Nie każdy grał w TLoU, nie każdy zagra bo ma takie podejscie do gier że kojarzy je z pacmanem albo złem wcielonym typu GTA, Doom, słowem "gry które uczą zabijania".
Oglądając serial - ma okazję się zanurzyć w tym niepowtarzalnym klimacie jaki stworzyło ND. O ile ten klimat uda się odtworzyć poprawnie.
To słabo. Liczyłem na nową historię w świecie z the last of us. Historia z gry jest cieniutka.
po tym co sony odwala warz w ND to lepiej niech siedzą cichutko....a jednyą drogą dla tego uniwersum jest osobna hisotria bo ta z tlou 1 i najprawdopodobniej z 2 to nudziarstwo pierwszej wody i najczystsza kpina.....codziennie coraz bardziej gardze sony i ich przydupasami.
Chciałbym tylko, żeby główne role zagrali aktorzy, którzy są dobrzy, ale jeszcze mało znani.
Troche tego nie widze, historia w grze (przynajmniej pierwszej czesci) jest ok, ale jakims gamechangerem nie jest
Glowna robote robia tam dialogi, rezyseria, klimat, poza tym seriale w tych klimatach juz sa, no ale mimo wszystko czekam jestem ciekaw co z tego wyjdzie
Najbardziej to bym chcial zobaczyc chyba serial na podstawie BioShocka (jedynki czy Infinite), albo RDR, moze tez Max Payne (kryminałów noire nigdy za wiele)
Gry z najlepszymi scenariuszami jak dla mnie
Może jeszcze niech to Scorsese wyreżyseruje xD Patrząc na te typy to by musieli cały budżet na gaże aktorów przeznaczyć
Hugh Jackman jako Joel i Chloe Moretz jako Ellie! Byłbym spełniony :)

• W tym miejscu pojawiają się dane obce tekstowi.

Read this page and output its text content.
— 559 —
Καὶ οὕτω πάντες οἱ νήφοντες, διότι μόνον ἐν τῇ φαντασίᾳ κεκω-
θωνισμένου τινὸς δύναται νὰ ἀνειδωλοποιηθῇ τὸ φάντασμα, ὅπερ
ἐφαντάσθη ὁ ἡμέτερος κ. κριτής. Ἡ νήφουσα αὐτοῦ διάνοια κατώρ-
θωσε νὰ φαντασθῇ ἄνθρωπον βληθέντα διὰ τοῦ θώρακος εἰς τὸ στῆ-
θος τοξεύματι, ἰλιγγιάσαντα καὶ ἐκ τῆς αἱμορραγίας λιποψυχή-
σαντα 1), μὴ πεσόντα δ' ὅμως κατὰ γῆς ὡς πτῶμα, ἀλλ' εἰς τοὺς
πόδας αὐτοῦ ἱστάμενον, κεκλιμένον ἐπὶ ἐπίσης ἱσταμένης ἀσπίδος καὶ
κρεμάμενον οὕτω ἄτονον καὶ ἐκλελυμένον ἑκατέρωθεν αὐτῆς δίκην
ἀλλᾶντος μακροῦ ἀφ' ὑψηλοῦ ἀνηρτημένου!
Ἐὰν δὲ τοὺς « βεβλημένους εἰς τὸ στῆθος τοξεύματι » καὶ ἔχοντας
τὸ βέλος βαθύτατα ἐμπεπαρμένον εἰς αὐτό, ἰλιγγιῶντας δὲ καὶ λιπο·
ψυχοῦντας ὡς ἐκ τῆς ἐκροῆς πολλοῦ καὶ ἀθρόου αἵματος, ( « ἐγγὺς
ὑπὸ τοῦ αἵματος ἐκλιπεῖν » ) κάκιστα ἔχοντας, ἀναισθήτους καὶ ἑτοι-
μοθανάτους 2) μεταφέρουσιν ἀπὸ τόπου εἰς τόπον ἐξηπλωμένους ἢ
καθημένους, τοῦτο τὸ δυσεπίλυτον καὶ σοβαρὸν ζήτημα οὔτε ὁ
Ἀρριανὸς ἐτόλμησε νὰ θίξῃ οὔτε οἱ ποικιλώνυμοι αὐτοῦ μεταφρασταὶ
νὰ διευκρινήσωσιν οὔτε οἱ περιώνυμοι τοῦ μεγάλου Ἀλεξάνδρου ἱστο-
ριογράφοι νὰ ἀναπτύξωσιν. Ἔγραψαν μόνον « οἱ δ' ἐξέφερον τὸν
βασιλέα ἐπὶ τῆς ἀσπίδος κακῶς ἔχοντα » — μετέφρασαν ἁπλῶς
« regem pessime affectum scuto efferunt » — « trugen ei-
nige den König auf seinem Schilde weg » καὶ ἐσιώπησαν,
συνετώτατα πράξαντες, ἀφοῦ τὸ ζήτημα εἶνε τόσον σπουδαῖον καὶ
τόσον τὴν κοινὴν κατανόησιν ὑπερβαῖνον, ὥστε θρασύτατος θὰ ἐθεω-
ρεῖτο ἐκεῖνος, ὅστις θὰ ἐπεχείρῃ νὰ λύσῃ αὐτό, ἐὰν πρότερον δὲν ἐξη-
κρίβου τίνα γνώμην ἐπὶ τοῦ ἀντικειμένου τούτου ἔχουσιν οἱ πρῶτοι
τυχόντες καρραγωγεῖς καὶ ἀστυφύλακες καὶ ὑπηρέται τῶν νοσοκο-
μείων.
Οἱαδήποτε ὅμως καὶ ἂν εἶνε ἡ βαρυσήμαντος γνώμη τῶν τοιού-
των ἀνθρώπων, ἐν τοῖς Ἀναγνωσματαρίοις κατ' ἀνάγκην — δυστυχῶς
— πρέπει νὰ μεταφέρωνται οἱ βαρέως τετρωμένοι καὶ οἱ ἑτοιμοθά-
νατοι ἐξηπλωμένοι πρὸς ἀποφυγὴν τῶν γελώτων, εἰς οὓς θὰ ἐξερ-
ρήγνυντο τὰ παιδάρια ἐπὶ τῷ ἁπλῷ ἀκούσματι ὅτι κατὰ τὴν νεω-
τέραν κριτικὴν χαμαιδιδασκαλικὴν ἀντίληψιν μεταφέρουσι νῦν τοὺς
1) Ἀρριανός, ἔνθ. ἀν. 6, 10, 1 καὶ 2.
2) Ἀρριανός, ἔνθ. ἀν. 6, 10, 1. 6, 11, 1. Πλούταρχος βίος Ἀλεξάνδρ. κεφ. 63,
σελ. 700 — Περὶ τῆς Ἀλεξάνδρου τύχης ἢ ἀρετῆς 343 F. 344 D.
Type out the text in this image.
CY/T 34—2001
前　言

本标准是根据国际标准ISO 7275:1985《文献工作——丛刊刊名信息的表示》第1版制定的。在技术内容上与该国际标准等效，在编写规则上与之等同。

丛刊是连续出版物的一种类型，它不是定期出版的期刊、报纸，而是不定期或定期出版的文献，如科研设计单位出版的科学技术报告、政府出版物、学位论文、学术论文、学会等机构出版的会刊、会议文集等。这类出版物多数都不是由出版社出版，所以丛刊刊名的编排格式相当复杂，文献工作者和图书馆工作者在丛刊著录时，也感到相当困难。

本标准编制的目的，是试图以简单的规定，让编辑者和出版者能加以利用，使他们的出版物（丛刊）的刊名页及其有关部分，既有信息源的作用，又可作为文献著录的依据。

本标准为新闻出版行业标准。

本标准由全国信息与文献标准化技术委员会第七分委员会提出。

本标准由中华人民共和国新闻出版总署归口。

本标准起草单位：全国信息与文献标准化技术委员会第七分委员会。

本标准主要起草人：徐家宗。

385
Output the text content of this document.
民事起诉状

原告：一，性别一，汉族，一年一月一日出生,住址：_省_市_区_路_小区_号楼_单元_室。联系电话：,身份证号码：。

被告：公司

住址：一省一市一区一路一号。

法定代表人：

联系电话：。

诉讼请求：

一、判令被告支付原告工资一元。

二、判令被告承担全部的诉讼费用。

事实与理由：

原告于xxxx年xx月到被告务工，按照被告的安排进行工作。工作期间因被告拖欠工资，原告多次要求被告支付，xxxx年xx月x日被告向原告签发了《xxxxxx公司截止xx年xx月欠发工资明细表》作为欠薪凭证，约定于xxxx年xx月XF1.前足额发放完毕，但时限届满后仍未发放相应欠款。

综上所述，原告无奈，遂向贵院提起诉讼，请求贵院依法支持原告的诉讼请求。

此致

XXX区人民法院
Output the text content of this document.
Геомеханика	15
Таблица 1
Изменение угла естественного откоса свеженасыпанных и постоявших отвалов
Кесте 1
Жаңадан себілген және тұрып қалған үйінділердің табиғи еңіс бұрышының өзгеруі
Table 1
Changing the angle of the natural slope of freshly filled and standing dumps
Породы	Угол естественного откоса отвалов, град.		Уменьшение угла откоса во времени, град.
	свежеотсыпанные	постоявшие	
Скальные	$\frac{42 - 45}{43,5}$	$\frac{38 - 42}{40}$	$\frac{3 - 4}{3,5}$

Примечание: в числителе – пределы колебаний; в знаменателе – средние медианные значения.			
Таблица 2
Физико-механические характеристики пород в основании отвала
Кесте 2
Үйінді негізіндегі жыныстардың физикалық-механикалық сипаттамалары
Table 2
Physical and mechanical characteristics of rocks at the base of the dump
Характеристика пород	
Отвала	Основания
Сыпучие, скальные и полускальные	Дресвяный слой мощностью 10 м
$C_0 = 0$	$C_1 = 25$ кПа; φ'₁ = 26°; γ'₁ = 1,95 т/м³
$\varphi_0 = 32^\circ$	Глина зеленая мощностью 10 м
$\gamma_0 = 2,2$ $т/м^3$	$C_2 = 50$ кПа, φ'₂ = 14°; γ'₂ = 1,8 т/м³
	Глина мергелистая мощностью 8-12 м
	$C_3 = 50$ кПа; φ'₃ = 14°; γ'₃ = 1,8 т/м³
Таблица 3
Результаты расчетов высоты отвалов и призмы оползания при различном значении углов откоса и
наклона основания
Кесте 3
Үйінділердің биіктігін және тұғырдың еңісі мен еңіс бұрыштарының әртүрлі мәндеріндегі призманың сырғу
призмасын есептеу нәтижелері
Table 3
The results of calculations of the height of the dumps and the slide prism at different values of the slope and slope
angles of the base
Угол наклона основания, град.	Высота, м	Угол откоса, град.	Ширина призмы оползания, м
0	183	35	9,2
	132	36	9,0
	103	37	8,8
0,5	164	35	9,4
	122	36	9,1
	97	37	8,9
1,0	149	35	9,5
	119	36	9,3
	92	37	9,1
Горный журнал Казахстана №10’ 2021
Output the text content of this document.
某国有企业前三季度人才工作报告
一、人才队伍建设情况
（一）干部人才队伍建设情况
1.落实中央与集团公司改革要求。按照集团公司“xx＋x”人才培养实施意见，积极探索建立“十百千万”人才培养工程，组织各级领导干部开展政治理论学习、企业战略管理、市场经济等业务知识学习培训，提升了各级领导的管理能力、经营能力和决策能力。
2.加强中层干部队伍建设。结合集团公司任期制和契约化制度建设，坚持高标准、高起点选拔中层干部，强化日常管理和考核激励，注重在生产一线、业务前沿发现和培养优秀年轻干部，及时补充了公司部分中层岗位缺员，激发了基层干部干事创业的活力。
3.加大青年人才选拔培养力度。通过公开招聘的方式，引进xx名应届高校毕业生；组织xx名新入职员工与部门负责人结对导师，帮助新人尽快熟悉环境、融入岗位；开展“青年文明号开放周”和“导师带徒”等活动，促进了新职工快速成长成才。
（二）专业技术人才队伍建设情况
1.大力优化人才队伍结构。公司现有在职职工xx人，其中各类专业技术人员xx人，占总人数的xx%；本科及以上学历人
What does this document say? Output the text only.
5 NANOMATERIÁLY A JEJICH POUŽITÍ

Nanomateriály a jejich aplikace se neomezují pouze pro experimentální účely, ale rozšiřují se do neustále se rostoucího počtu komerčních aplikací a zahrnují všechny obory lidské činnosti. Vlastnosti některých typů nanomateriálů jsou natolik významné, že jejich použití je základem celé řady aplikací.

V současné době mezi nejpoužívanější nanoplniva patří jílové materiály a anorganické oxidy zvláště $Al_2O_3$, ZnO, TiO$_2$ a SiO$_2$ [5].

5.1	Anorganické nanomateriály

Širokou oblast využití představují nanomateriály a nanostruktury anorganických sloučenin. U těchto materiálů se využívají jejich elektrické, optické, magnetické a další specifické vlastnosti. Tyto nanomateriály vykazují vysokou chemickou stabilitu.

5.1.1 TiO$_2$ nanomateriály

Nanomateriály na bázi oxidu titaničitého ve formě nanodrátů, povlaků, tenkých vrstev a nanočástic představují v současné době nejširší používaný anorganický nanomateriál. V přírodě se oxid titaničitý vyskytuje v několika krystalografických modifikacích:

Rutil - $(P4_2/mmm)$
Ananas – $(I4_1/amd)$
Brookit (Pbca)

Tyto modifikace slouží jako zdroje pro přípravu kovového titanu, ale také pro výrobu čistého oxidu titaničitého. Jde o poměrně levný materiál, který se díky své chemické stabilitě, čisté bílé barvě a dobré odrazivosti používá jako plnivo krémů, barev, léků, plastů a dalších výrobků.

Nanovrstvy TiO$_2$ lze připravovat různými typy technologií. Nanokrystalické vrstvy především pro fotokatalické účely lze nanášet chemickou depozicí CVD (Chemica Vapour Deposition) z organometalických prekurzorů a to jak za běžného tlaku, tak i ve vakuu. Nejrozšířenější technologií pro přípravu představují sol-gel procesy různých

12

"(choć artysta pojawi się także w nadchodzącym filmie Marvel Cinematic Universe – Inhumans..."
Pobudka! Nie ma takiego filmu w planach, był serial, paskudny, w którym Mount grał i wręcz mu zaszkodził.
Jak taki błąd może przejść?! Gdzie redaktor?
Najpierw muszę napisać iż nie grałem. Moja opinia bazuje na czysto wizualnych wnioskach. Pomimo sympatii dla Pana Jackman'a wybór akurat jego to była by kpina. Kształt czachy się nie zgadza o twarzy nie wspominając. Najlepiej by chyba pasował dobrze ucharakteryzowany Anson Mount.
W mojej ocenie podobieństwo do protoplasty jest kluczowe. Przypomina mi się debilna ekranizacja Street Fighter czy Mortal Kombat. W SS E.Hondę grał Samoańczyk. Przecież to godne zabójczego fejspalma.